其の九
ー京都市ー
旧式のチャイムを鳴らすと、しばらくして和風家屋の玄関の戸が開き、喪服姿の若い女性が現れた。
「学さん…」
「里帆ちゃん。
皆はもう集まってる?」
「うん、和室に。
染ちゃん達は神奈川?」
「ああ、置いてきたよ。
急な事だったからね。
それに死因も…っ、すまない。」
漆原学が殺人の件に触れると里帆の目に涙が浮かぶ。
「ううん、大丈夫。
遠いところありがとう。
中に入って。」
里帆は気丈に振る舞い、涙を拭いながら学を迎え入れた。
玄関を上がった細長い廊下を進んでいくと左手に大きな和室があり、喪服姿の人々が集まっている。

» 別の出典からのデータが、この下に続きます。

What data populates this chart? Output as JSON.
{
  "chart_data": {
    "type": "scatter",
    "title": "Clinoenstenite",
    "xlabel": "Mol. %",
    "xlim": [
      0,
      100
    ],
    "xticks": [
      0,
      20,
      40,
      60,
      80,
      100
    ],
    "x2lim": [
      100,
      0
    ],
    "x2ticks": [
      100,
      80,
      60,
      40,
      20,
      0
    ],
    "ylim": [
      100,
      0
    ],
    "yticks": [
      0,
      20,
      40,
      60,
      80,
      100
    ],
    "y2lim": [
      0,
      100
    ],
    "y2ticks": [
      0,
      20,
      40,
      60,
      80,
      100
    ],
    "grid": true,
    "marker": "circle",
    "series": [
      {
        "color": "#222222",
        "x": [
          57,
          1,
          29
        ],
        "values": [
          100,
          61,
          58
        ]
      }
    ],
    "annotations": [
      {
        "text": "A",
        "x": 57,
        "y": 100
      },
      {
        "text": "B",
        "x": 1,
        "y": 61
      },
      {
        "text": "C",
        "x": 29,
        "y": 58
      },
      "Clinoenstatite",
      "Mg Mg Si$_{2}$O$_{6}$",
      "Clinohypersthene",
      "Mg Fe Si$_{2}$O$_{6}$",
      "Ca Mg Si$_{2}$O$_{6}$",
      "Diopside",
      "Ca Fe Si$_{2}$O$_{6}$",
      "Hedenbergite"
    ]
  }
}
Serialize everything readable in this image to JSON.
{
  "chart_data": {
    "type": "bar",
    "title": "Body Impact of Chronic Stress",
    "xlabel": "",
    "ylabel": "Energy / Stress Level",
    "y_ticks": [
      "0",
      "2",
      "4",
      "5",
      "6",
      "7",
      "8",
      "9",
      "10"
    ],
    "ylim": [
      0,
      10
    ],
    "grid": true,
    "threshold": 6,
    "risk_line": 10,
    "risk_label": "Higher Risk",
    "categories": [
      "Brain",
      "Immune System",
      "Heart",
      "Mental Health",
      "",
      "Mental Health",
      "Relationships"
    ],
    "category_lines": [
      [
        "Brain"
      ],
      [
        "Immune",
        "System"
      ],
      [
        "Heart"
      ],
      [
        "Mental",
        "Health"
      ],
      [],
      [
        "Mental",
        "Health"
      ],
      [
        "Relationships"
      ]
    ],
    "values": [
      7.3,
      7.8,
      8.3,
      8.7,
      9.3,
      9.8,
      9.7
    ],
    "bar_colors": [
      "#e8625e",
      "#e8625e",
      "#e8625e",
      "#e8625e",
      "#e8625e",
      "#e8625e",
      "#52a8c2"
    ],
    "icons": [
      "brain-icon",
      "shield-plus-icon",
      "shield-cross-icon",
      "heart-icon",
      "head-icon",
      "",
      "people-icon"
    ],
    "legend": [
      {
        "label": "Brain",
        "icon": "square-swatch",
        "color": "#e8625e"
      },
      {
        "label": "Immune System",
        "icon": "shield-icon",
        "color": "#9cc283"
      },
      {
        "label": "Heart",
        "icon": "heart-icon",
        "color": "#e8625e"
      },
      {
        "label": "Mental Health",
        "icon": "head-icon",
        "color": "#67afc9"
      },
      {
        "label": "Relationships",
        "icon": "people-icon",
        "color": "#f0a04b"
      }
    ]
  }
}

里帆が引き戸を開け、学を中に招き入れると皆がそちらの方を振り向いた。
「おお、久しぶりやな学。
柃さんは一緒じゃないんか?」
初老の男性が嬉しそうな声で問い掛ける。
「明人兄さん、久しぶりだね。
柃は子供達と一緒に神奈川の家に居るよ。
親父はどこに居る?」
「兄貴は奥の部屋で警察のお偉方と話してはる。」
明人が言い終わるや否や、再び和室の戸が開き、スーツ姿の男が顔を覗かせた。
「皆様方、銀治さんとの話が終わりましたので私はこれで失礼させていただきます。
また何か気になる点や思い出した事がありましたら私に直接ご連絡ください。
それと繰り返しになりますが、この件は他言無用に願います。
心苦しいでしょうが、事件解決の為にもご協力お願い致します。」
皆が一礼するとスーツ姿の男も頭を下げ、玄関の方へと歩いていった。
「話は終わったようだな。
じゃあ学、挨拶しに行こけ。」
明人と学は和室を出て、廊下の先の部屋へと向かう。
やがて突き当たった部屋の前で明人がドアをノックした。
「兄貴、学が着いたで。
入ってもええか?」
ドア越しに明人が声を掛けると部屋の中から低いドスの効いた声が返ってきた。
「おう。」
2人が部屋に入る。
「学、遠いところご苦労やったな。
柃さんと子供達は神奈川の家に居るんか?」
銀治は葉巻に火をつけながら問い掛ける。
「うん、そうだよ。
急な事だったから。
それより晴夫叔父さん達、どうしてこんなことに…」
銀治と明人が緊張した面持ちで視線を合わせる。
「?」
学が不穏な空気を察し、恐る恐る口を開く。
「どうしたの?」
「いずれは話すつもりやった。
中々タイミングを見つからんくてな…
結局こんな事態になるまで言えへんかった。」
明人は無言で俯いている。
「ん?何の事?」
ただならぬ空気を察しながら質問する学。
「晴夫達を殺した者についてや。」
「え…?どうゆう事?何か知ってるの?」
「ああ、大体の見当は付いてる。
そしてこれはお前にもお前の家族にも関わる事や。」
「親父、一体何の話をしてるんや?」
学は自分の話し口調がいつの間にか京都弁に戻っている事に気付かぬまま、話の核心を問いただす。
「晴夫達はな…物の怪に殺されたんや。」
銀治の吐き出す煙が宙を漂い飽和していく様は、唐突に聞いた衝撃的な発言に対する学の心情を写し出しているかのようだった。